En realidad no lo sabemos. De hecho, la situación con la deuda es complicada. La deuda de los hogares estadounidenses está por las nubes, pero la de las empresas es muy baja. A decir verdad, las empresas están obteniendo unos beneficios inmensos. Forma parte del cambio que se está produciendo en la manera de llevar a cabo los planes económicos, que tienden a beneficiar a los extremadamente ricos y a las grandes empresas, y perjudican a la población general. De hecho, la proporción entre ingresos después de impuestos y producto interior bruto está cerca de encontrarse en las cotas más bajas de la historia, en perjuicio de la población general, mucho más que en ningún momento anterior. Las grandes empresas casi no pagan impuestos. El tipo impositivo de las empresas es ya muy bajo, pero además las grandes empresas han ideado toda una serie de técnicas complejas para no tener que pagar ni un centavo de impuestos en muchos casos.

Por ponerte un ejemplo, a mediados de los años noventa se puso mucha ilusión en los denominados mercados emergentes de América Latina. Por pura curiosidad, empecé a leer los informes del Departamento de Comercio estadounidense que hablaban de la inversión directa extranjera (FDI, en sus siglas en inglés) en América Latina. Resulta que, ciertamente, a mediados de los años noventa la inversión extranjera directa en América Latina experimentó en repunte importante. Sin embargo, su composición es de lo más interesante: De manera sistemática, aproximadamente el 25 por 100 de la FDI iba a parar a las Bermudas, un 15 por 100 aproximadamente iba a las británicas Islas Caimán y más o menos el 10 por 100 iba a parar a Panamá. Esto suma aproximadamente el 50 por 100 de lo que llamaban inversión extranjera directa, y desde luego no iba destinada a construir fábricas siderúrgicas, Era, sencillamente, dinero que viajaba a una serie de paraísos fiscales. Del resto, la mayor parte iba a fusiones y adquisiciones y demás. Estamos hablando de cantidades ingentes. La escala del robo puro y duro por parte del poder empresarial es gigantesca.

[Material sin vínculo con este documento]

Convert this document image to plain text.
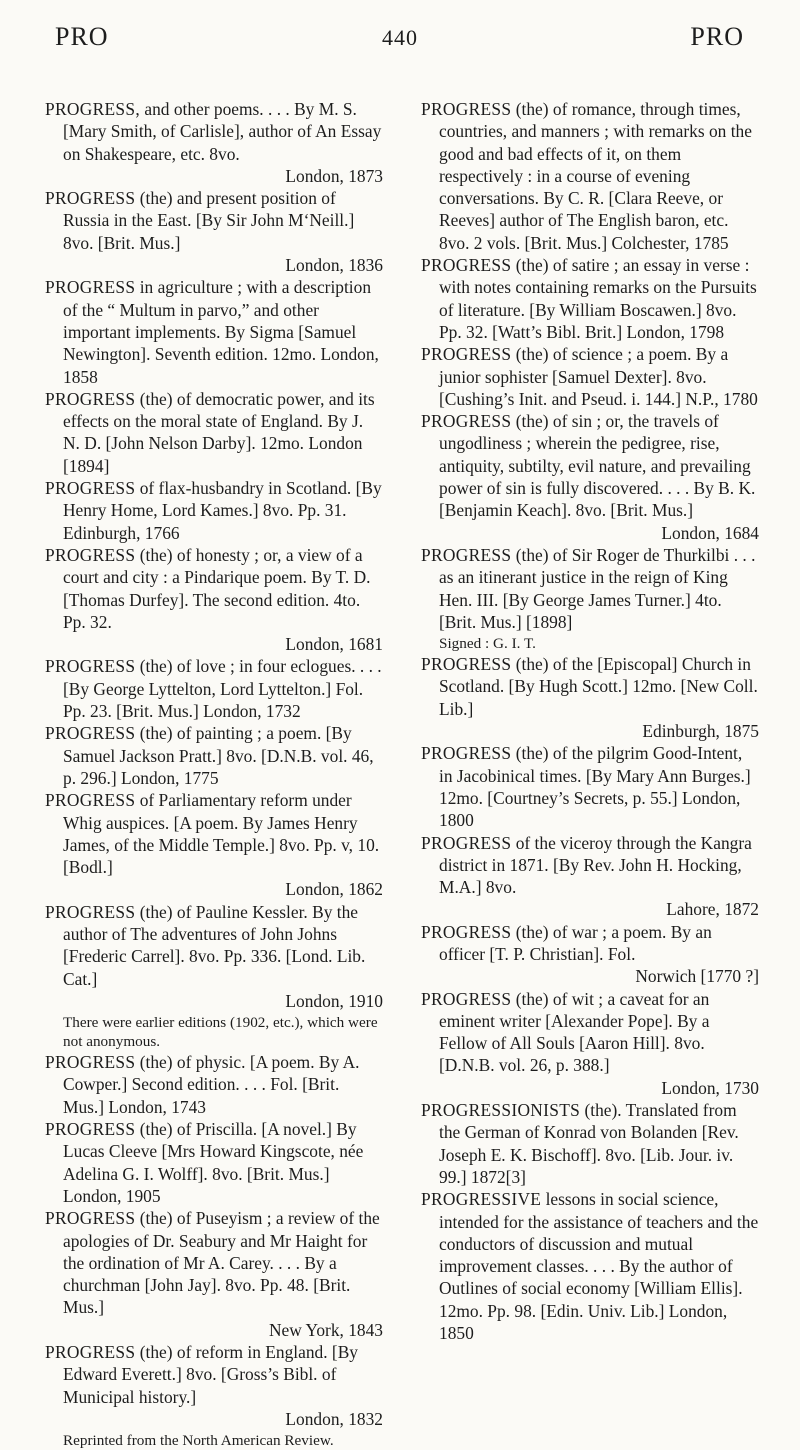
PRO	440	PRO
PROGRESS, and other poems. . . . By M. S. [Mary Smith, of Carlisle], author of An Essay on Shakespeare, etc. 8vo.
London, 1873
PROGRESS (the) and present position of Russia in the East. [By Sir John M‘Neill.] 8vo. [Brit. Mus.]
London, 1836
PROGRESS in agriculture ; with a description of the “ Multum in parvo,” and other important implements. By Sigma [Samuel Newington]. Seventh edition. 12mo. London, 1858
PROGRESS (the) of democratic power, and its effects on the moral state of England. By J. N. D. [John Nelson Darby]. 12mo. London [1894]
PROGRESS of flax-husbandry in Scotland. [By Henry Home, Lord Kames.] 8vo. Pp. 31. Edinburgh, 1766
PROGRESS (the) of honesty ; or, a view of a court and city : a Pindarique poem. By T. D. [Thomas Durfey]. The second edition. 4to. Pp. 32.
London, 1681
PROGRESS (the) of love ; in four eclogues. . . . [By George Lyttelton, Lord Lyttelton.] Fol. Pp. 23. [Brit. Mus.] London, 1732
PROGRESS (the) of painting ; a poem. [By Samuel Jackson Pratt.] 8vo. [D.N.B. vol. 46, p. 296.] London, 1775
PROGRESS of Parliamentary reform under Whig auspices. [A poem. By James Henry James, of the Middle Temple.] 8vo. Pp. v, 10. [Bodl.]
London, 1862
PROGRESS (the) of Pauline Kessler. By the author of The adventures of John Johns [Frederic Carrel]. 8vo. Pp. 336. [Lond. Lib. Cat.]
London, 1910
There were earlier editions (1902, etc.), which were not anonymous.
PROGRESS (the) of physic. [A poem. By A. Cowper.] Second edition. . . . Fol. [Brit. Mus.] London, 1743
PROGRESS (the) of Priscilla. [A novel.] By Lucas Cleeve [Mrs Howard Kingscote, née Adelina G. I. Wolff]. 8vo. [Brit. Mus.] London, 1905
PROGRESS (the) of Puseyism ; a review of the apologies of Dr. Seabury and Mr Haight for the ordination of Mr A. Carey. . . . By a churchman [John Jay]. 8vo. Pp. 48. [Brit. Mus.]
New York, 1843
PROGRESS (the) of reform in England. [By Edward Everett.] 8vo. [Gross’s Bibl. of Municipal history.]
London, 1832
Reprinted from the North American Review.
PROGRESS (the) of romance, through times, countries, and manners ; with remarks on the good and bad effects of it, on them respectively : in a course of evening conversations. By C. R. [Clara Reeve, or Reeves] author of The English baron, etc. 8vo. 2 vols. [Brit. Mus.] Colchester, 1785
PROGRESS (the) of satire ; an essay in verse : with notes containing remarks on the Pursuits of literature. [By William Boscawen.] 8vo. Pp. 32. [Watt’s Bibl. Brit.] London, 1798
PROGRESS (the) of science ; a poem. By a junior sophister [Samuel Dexter]. 8vo. [Cushing’s Init. and Pseud. i. 144.] N.P., 1780
PROGRESS (the) of sin ; or, the travels of ungodliness ; wherein the pedigree, rise, antiquity, subtilty, evil nature, and prevailing power of sin is fully discovered. . . . By B. K. [Benjamin Keach]. 8vo. [Brit. Mus.]
London, 1684
PROGRESS (the) of Sir Roger de Thurkilbi . . . as an itinerant justice in the reign of King Hen. III. [By George James Turner.] 4to. [Brit. Mus.] [1898]
Signed : G. I. T.
PROGRESS (the) of the [Episcopal] Church in Scotland. [By Hugh Scott.] 12mo. [New Coll. Lib.]
Edinburgh, 1875
PROGRESS (the) of the pilgrim Good-Intent, in Jacobinical times. [By Mary Ann Burges.] 12mo. [Courtney’s Secrets, p. 55.] London, 1800
PROGRESS of the viceroy through the Kangra district in 1871. [By Rev. John H. Hocking, M.A.] 8vo.
Lahore, 1872
PROGRESS (the) of war ; a poem. By an officer [T. P. Christian]. Fol.
Norwich [1770 ?]
PROGRESS (the) of wit ; a caveat for an eminent writer [Alexander Pope]. By a Fellow of All Souls [Aaron Hill]. 8vo. [D.N.B. vol. 26, p. 388.]
London, 1730
PROGRESSIONISTS (the). Translated from the German of Konrad von Bolanden [Rev. Joseph E. K. Bischoff]. 8vo. [Lib. Jour. iv. 99.] 1872[3]
PROGRESSIVE lessons in social science, intended for the assistance of teachers and the conductors of discussion and mutual improvement classes. . . . By the author of Outlines of social economy [William Ellis]. 12mo. Pp. 98. [Edin. Univ. Lib.] London, 1850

En cualquier caso, las grandes empresas y los ricos casi no pagan impuestos, así que les va bien. Pero la población general lleva treinta años padeciendo o bien un estancamiento o bien una bajada de los salarios reales; la gente trabaja más horas y tiene menos ventajas y beneficios. Creo que nunca había habido un periodo como este en la historia de Estados Unidos.

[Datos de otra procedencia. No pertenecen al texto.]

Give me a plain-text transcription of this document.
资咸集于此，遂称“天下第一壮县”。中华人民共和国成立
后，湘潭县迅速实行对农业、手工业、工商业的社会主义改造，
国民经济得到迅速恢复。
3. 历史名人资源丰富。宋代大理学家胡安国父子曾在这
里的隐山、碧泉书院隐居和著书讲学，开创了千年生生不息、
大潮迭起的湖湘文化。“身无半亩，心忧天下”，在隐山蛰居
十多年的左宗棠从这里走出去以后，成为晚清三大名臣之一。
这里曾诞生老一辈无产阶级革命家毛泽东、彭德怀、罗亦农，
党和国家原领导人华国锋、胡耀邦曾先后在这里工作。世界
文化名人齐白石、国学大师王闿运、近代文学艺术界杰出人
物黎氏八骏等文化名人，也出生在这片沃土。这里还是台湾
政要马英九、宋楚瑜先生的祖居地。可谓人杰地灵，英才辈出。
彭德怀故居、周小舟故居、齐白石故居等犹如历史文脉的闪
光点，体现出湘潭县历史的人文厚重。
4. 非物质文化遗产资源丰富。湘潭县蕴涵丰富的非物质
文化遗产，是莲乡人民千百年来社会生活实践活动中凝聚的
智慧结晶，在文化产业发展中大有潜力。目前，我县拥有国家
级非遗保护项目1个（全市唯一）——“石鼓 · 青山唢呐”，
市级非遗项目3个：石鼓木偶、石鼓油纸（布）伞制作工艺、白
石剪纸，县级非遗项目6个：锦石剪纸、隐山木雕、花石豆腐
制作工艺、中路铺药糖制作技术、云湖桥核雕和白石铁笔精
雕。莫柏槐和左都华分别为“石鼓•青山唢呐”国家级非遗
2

Con todo, Estados Unidos sigue siendo un país muy rico. Tiene unas ventajas enormes de tamaño, de recursos, de lo que se te ocurra. Pero está siendo sometido a unas políticas internas que dan miedo. Los economistas conservadores se tiran de los pelos cuando ven que, supuestamente, la Administración Bush está llevando al país a contraer un grado de endeudamiento increíble. La idea de la Administración Bush consiste en transferir los costes a las generaciones futuras. Ese es su plan, básicamente. Sus valores son: servir a los ricos y poderosos, y trasladar los costes a la población general de las generaciones futuras. Cuando hablamos de sus «valores morales», nos estamos refiriendo a eso.

Tomemos el ejemplo de los gastos del sistema sanitario, que también están por las nubes. Estados Unidos cuenta con un sistema de salud pública altamente ineficiente, el peor del mundo industrializado, con unos gastos enormes, mucho más elevados que en cualquier otro país, y con resultados relativamente pobres. Los costes están aumentando aún más, en parte por el poder tremendo de las grandes empresas farmacéuticas y en parte por todos los costes administrativos de un sistema sanitario privatizado. Esto sí es una verdadera crisis, y no la de la Seguridad Social, que no es tal.

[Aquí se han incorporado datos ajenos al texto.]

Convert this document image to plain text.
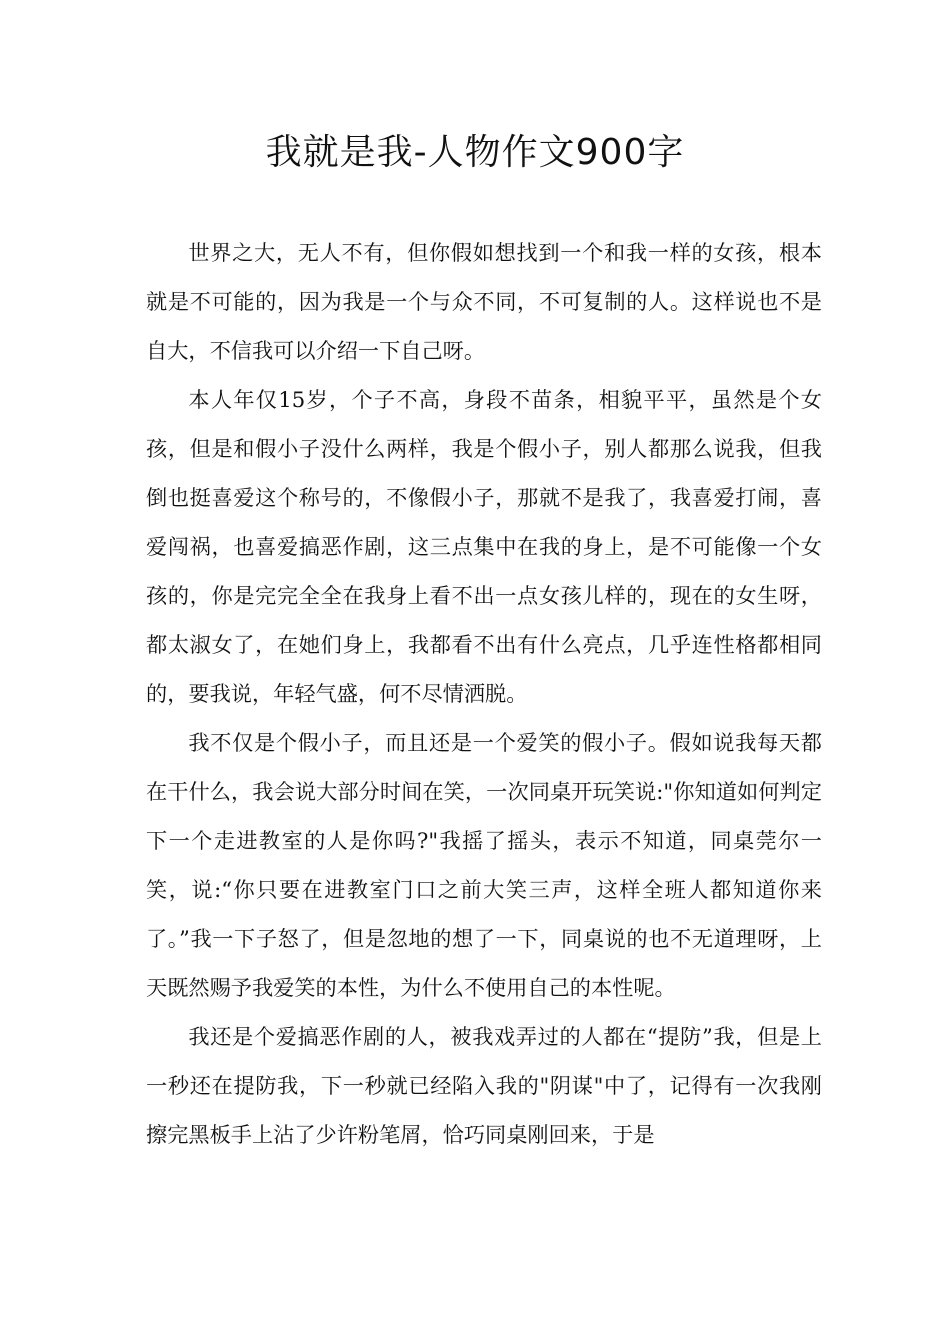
我就是我-人物作文900字

世界之大，无人不有，但你假如想找到一个和我一样的女孩，根本就是不可能的，因为我是一个与众不同，不可复制的人。这样说也不是自大，不信我可以介绍一下自己呀。

本人年仅15岁，个子不高，身段不苗条，相貌平平，虽然是个女孩，但是和假小子没什么两样，我是个假小子，别人都那么说我，但我倒也挺喜爱这个称号的，不像假小子，那就不是我了，我喜爱打闹，喜爱闯祸，也喜爱搞恶作剧，这三点集中在我的身上，是不可能像一个女孩的，你是完完全全在我身上看不出一点女孩儿样的，现在的女生呀，都太淑女了，在她们身上，我都看不出有什么亮点，几乎连性格都相同的，要我说，年轻气盛，何不尽情洒脱。

我不仅是个假小子，而且还是一个爱笑的假小子。假如说我每天都在干什么，我会说大部分时间在笑，一次同桌开玩笑说:"你知道如何判定下一个走进教室的人是你吗?"我摇了摇头，表示不知道，同桌莞尔一笑，说:“你只要在进教室门口之前大笑三声，这样全班人都知道你来了。”我一下子怒了，但是忽地的想了一下，同桌说的也不无道理呀，上天既然赐予我爱笑的本性，为什么不使用自己的本性呢。

我还是个爱搞恶作剧的人，被我戏弄过的人都在“提防”我，但是上一秒还在提防我，下一秒就已经陷入我的"阴谋"中了，记得有一次我刚擦完黑板手上沾了少许粉笔屑，恰巧同桌刚回来，于是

¿Por qué nos preocupa tanto la Seguridad Social y no el sistema médico? Creo que es evidente. Fíjate en alguien como yo, un catedrático de universidad excesivamente bien pagado y ahora jubilado. Yo recibo dinero de la Seguridad Social, pero no es una porción muy grande de mis ingresos. Recibo una atención médica alucinante porque soy rico, y la atención médica se reparte en función de la riqueza. Si eres rico, el sistema funciona de perlas. Las aseguradoras, las organizaciones sanitarias, las grandes farmacéuticas lo están haciendo de maravilla. A la gente con dinero nos va de perlas. ¿Que la mayoría de la población no puede recibir una atención médica decente? Pues no es problema nuestro. ¿Que los costes de la atención sanitaria son astronómicos? Pues qué pena.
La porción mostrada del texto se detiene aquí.